María Cristina Capelo, líder de Seguridad y Bienestar para usuarios de Meta en América Latina, explicó que las cuentas de Instagram para adolescentes son privadas de forma predeterminada. Los usuarios de 13 a 15 años requieren aprobación parental para reducir las restricciones y sólo pueden recibir mensajes de personas con las que ya están conectados. Las notificaciones se apagan entre las 10 de la noche y las 7 de la mañana.

La supervisión permite que el responsable conozca a quién sigue el adolescente y con qué cuentas intercambia mensajes de manera frecuente, sin darle acceso al contenido de las conversaciones. También recibe una notificación cuando el menor bloquea a otro usuario. Meta reportó en abril de 2025 al menos 54 millones de cuentas de adolescentes activas y dijo que 97% de quienes tenían entre 13 y 15 años mantuvo las configuraciones iniciales.

“El contenido recomendado se ajusta a una clasificación para mayores de 13 años y los padres pueden volverla más restrictiva. También colocamos recordatorios después de una hora y la familia puede reducir el límite hasta bloquear la aplicación. Son momentos de fricción incorporados desde el diseño porque un adolescente de 13 años tiene capacidades distintas de las de una persona adulta”, dijo Capelo.

La plataforma también difumina las imágenes que sus sistemas identifican como posible desnudez cuando llegan mediante un mensaje directo. Para los adolescentes, la protección está activada automáticamente. Si el usuario intenta enviar una imagen de ese tipo, recibe una advertencia sobre la pérdida de control que puede ocurrir después de compartirla. Los menores de 16 años necesitan autorización parental para desactivar esta función.

Capelo reconoció que la inteligencia artificial utilizada para estimar edades puede equivocarse. Cuando un usuario intenta cambiar su fecha de nacimiento de menos de 18 años a una edad adulta, Meta puede solicitar una identificación o una estimación facial mediante Yoti, un proveedor externo.

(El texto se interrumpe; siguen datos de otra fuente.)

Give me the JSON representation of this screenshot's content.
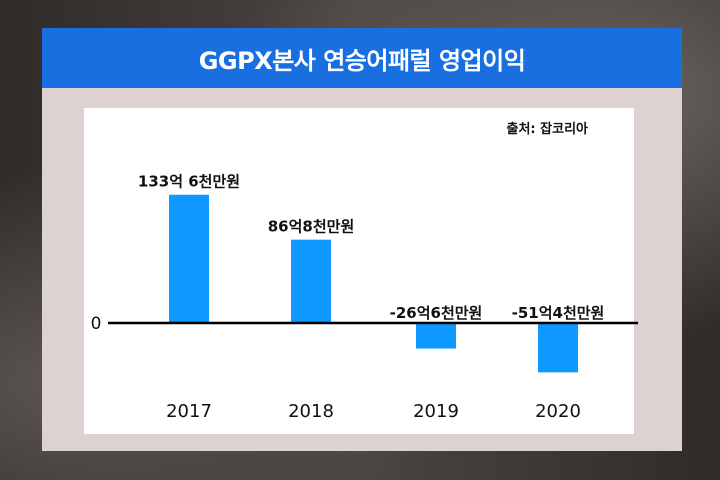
{
  "title": "GGPX본사 연승어패럴 영업이익",
  "source": "출처: 잡코리아",
  "chart_data": {
    "type": "bar",
    "categories": [
      "2017",
      "2018",
      "2019",
      "2020"
    ],
    "values": [
      133.6,
      86.8,
      -26.6,
      -51.4
    ],
    "data_labels": [
      "133억 6천만원",
      "86억8천만원",
      "-26억6천만원",
      "-51억4천만원"
    ],
    "zero_label": "0",
    "unit": "억원",
    "bar_color": "#0d99ff",
    "grid": false,
    "legend": "none"
  }
}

La compañía afirma que analiza información ya disponible y que sus modelos también buscan comportamientos de adultos que siguen de manera predominante cuentas de adolescentes.

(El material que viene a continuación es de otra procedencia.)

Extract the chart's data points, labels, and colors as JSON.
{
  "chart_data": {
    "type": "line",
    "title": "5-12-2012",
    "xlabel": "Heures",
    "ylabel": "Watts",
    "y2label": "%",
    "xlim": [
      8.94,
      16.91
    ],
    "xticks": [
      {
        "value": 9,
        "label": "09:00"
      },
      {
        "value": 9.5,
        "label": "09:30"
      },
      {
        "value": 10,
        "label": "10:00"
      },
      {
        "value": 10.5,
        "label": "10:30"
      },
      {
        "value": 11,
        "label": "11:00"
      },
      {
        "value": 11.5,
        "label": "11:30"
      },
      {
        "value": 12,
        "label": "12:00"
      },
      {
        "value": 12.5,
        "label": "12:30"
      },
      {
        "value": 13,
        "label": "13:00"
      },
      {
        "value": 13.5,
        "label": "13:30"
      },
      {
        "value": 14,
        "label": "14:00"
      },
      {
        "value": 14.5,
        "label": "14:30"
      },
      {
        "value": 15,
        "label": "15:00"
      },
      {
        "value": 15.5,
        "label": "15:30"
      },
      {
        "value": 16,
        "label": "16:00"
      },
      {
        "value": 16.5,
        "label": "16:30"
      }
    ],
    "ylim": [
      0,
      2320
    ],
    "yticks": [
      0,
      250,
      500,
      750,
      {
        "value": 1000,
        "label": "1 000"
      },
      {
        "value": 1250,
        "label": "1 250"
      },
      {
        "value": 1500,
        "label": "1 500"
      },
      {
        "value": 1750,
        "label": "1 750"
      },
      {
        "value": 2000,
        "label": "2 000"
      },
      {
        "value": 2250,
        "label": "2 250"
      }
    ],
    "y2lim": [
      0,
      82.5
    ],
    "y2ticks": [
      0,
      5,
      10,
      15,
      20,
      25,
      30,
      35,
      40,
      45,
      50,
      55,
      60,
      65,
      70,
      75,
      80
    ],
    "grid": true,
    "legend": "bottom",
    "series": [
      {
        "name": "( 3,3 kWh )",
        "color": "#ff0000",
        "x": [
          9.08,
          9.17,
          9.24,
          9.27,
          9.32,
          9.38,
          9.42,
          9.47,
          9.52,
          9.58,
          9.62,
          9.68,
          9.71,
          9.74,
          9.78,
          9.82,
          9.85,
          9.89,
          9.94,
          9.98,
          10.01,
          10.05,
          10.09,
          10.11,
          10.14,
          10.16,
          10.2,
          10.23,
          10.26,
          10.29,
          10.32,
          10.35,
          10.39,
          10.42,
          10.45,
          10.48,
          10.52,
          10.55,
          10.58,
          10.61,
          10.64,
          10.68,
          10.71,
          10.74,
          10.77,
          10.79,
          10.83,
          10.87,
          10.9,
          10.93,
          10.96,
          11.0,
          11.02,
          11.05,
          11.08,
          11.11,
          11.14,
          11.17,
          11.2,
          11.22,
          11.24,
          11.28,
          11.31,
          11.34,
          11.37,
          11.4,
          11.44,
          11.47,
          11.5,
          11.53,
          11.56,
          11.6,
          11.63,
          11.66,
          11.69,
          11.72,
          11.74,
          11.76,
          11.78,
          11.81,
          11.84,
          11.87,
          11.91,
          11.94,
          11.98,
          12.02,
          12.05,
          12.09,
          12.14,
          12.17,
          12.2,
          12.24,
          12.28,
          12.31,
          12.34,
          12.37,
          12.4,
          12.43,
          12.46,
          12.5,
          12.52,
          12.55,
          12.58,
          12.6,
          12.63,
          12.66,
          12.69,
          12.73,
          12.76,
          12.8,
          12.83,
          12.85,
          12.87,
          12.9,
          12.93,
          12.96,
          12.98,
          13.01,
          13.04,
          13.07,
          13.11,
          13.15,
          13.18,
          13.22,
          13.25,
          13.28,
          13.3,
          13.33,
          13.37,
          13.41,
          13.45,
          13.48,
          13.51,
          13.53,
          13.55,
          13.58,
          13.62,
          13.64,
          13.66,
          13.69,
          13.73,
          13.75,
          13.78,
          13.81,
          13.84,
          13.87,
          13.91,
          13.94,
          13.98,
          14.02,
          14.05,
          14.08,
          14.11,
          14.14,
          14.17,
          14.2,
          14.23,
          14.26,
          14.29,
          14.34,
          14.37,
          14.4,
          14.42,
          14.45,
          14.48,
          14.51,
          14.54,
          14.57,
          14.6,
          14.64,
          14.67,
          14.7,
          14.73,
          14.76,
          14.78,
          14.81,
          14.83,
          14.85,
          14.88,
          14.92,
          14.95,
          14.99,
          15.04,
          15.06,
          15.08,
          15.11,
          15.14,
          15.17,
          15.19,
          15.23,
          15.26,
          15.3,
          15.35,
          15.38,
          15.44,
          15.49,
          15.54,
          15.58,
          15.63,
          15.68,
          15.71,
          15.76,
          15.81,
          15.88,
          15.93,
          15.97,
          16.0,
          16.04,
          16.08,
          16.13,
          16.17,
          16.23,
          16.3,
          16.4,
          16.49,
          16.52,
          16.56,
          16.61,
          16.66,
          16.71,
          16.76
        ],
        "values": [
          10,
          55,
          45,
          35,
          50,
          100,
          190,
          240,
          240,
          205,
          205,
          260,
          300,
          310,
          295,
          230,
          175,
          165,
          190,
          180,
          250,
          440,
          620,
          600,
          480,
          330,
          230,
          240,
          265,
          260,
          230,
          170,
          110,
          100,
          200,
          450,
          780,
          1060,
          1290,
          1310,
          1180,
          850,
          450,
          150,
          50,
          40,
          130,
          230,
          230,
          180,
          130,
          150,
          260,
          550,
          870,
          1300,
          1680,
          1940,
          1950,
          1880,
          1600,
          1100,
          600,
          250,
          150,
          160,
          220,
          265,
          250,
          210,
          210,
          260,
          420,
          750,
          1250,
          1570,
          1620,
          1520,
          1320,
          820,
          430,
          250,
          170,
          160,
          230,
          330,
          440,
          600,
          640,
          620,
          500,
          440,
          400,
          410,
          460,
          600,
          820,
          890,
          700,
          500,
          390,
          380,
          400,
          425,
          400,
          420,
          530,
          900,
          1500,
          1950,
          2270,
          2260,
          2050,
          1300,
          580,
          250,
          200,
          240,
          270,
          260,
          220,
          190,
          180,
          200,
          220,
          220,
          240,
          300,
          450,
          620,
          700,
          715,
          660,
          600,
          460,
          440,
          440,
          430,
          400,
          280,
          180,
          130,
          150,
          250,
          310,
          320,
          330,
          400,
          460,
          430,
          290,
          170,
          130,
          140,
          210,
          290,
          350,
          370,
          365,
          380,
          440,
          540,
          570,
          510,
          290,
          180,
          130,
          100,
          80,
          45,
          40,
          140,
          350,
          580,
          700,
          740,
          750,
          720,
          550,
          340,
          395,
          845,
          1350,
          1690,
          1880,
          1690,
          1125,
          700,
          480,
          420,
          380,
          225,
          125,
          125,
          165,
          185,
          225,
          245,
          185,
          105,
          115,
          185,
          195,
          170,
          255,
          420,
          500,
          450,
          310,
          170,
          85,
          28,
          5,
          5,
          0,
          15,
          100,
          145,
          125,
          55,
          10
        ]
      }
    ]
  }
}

Los datos disponibles muestran que fijar una edad mínima puede reducir el número de cuentas sin eliminar el uso de las plataformas. En Australia, la proporción de menores con una cuenta restringida cayó 10 puntos porcentuales durante los primeros tres meses, mientras más de 81% continuó accediendo a esos servicios. La mensajería y la frecuencia de los videojuegos aumentaron en el mismo periodo. El regulador australiano considera que todavía es pronto para establecer una relación causal o medir los efectos definitivos de la ley.

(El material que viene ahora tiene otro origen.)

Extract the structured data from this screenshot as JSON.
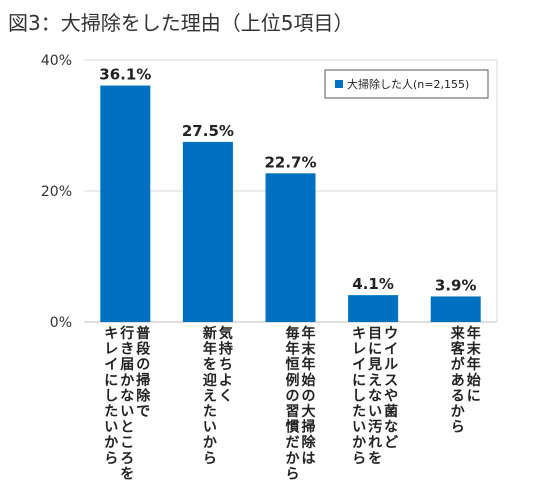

Para México, el resultado dependerá del alcance de la regulación y del lugar donde se compruebe la edad. Una prohibición aplicada únicamente a determinadas redes puede reducir su número de usuarios adolescentes y trasladar parte de la actividad hacia servicios excluidos. El modelo brasileño intenta cerrar esa brecha mediante una señal de edad proporcionada desde el dispositivo. La prueba para cualquier propuesta mexicana será si consigue disminuir la exposición de los menores a riesgos en el conjunto de su actividad digital.